Bradford has a tradition when it comes to the shoe trade based around Stylo which was founded in 1935.
The Stylo business grew in the 1960’s by buying Barratts and in the 1990’s when they bought Priceless. Unfortunately that record is badly tarnished by receiverships, administrations, redundancies and liquidations. Barratts shoes, Priceless, Stylo, Shutopia and Dolcis have been ‘rationalised out of existence’.
Three times the same executive management of Michael Ziff and family have tried the shoe trade on for size. Let us hope that they are more successful this time around having just bought the latest, much reduced, business from the liquidators.
With this as a background I found it interesting to see Bradfordian J B Priestley was being used in the Bata-ville shoe context by the folk at No Way To Make A Living. In ‘Bata in Essex and the Decline of the Third England’ they record
‘When J. B. Priestley wrote English Journey he was exercised by some troublesome 1930s women: lipsticked, dressed up to the nines to ape Hollywood glamour on light industry wages. These were the women of the third England.
“the England of arterial and by-pass roads, of filling stations and factories that look like exhibition buildings, of giant cinemas and dance-halls and cafes, bungalows with tiny garages, cocktail bars, Woolworths, motor-coaches, wireless, hiking, factory girls looking like actresses, greyhound racing and dirt tracks, swimming pools, and everything given away for cigarette coupons.”
Priestley, J. B. (1984[1934]) English Journey, Penguin Books.’
These factory girls were an object of concern and scrutiny, troubling the established categories of class with their outspoken, performed femininity. A new, light, industrial labour force destabilised the established understandings of gender and class. The Bata factory in East Tilbury was staffed, in part, by this kind of woman: making shoes in order to pay for new shoes and handbags and lipsticks. And to keep their families: women’s work is not all about pin money and frivolity, J. B.’
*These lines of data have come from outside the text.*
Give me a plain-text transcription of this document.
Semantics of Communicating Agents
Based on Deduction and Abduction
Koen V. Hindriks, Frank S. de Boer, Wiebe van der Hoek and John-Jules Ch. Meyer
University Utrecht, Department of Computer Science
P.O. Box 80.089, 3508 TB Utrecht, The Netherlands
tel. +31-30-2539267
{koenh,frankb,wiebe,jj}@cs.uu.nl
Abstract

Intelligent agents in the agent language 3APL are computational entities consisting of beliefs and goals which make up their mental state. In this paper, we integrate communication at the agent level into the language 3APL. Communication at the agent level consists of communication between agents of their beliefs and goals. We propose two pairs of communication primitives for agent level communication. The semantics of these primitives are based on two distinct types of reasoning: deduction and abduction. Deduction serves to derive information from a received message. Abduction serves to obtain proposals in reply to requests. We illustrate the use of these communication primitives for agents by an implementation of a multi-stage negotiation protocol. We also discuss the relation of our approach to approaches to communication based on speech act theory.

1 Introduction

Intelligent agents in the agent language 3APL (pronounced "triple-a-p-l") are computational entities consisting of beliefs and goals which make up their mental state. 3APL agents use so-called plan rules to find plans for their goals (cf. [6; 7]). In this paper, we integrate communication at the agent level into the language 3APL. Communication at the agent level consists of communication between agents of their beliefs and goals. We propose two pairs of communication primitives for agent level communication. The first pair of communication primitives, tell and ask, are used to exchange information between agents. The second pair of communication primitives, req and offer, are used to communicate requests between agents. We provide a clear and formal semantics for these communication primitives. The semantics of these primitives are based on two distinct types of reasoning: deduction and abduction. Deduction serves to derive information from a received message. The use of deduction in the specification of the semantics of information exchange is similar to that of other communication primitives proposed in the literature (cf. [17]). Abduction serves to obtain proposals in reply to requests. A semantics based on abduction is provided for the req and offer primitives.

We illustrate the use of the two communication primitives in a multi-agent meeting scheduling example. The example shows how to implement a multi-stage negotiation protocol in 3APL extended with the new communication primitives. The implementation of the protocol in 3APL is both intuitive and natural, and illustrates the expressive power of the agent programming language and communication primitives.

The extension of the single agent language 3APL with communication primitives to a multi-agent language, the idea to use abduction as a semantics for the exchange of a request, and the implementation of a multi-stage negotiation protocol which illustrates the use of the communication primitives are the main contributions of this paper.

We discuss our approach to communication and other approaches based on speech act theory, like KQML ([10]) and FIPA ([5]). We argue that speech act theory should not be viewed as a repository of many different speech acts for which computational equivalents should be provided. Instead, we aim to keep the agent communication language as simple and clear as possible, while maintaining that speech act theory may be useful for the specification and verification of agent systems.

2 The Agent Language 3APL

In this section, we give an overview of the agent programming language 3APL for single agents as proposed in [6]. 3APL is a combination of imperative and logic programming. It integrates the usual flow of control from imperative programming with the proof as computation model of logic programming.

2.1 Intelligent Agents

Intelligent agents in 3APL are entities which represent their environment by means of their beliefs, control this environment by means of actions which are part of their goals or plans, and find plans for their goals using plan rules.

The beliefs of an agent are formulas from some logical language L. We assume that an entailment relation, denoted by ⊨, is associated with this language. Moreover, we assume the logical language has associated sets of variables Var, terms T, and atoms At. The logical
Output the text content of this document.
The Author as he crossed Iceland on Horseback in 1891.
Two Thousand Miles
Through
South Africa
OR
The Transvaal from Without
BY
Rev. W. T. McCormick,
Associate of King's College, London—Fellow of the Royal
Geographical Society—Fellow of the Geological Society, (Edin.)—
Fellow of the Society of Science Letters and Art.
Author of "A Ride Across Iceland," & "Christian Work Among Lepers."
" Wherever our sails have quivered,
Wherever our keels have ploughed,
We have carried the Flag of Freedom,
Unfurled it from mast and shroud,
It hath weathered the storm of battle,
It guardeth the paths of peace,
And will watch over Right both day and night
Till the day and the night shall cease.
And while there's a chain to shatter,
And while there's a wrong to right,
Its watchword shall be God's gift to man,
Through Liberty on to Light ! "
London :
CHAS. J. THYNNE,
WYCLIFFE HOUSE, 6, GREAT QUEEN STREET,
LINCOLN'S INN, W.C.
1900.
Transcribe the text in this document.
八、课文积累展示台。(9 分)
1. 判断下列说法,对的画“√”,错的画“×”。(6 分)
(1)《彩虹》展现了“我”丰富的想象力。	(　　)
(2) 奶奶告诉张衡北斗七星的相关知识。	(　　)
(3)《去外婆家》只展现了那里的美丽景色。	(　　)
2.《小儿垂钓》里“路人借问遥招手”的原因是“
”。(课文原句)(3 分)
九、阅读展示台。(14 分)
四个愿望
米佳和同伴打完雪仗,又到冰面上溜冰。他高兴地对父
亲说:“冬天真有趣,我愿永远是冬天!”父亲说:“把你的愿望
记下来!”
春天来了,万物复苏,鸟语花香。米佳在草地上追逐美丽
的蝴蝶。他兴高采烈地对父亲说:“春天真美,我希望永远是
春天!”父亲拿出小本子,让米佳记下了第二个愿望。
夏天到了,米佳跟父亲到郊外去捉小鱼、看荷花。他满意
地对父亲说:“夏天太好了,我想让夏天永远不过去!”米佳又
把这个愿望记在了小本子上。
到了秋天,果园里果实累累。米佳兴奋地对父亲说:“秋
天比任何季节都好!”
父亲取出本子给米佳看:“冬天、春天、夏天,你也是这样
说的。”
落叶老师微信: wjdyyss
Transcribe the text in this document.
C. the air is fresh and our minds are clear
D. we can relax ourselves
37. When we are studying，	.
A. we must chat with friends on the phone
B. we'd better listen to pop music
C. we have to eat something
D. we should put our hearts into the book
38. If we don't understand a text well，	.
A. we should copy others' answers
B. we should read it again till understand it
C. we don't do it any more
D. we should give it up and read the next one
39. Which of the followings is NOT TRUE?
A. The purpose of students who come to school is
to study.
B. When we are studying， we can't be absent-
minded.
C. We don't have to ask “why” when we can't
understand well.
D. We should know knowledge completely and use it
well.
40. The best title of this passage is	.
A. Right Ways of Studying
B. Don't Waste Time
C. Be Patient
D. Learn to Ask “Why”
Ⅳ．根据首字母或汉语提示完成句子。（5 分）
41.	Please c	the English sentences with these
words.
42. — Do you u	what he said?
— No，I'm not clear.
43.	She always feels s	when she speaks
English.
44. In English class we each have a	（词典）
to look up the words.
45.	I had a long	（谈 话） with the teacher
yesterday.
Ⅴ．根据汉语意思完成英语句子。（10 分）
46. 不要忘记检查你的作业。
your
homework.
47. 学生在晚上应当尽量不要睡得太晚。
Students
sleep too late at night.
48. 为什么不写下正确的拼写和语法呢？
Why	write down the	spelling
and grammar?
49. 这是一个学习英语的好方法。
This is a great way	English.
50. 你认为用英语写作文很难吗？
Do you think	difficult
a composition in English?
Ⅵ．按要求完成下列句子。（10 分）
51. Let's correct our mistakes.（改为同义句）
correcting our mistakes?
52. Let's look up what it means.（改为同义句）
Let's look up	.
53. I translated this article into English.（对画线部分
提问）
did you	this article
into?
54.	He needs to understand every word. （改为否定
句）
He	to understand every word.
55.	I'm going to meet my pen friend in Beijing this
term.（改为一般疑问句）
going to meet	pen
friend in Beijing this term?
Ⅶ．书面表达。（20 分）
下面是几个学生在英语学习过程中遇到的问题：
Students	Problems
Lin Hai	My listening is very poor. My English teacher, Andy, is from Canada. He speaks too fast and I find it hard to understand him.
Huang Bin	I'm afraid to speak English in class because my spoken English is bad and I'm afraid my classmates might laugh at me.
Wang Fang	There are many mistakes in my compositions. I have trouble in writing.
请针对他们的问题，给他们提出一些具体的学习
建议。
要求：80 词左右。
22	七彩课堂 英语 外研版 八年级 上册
Read the full ‘Bata in Essex and the Decline of the Third England’
J B Priestley and English Journey from Amazon
What Would J B Priestley Make of This
- Stylo Shoes is now a sound business based in Pakistan becoming the largest selling ladies’ shoes brand in Pakistan and the largest ladies shoes retail network in the country with 57 outlets in 30 cities.
- Bradford’s Shoe business could be three time losers with the Ziff family.
- The ‘English Journey’ is being used in academic texts about the decline of the third England.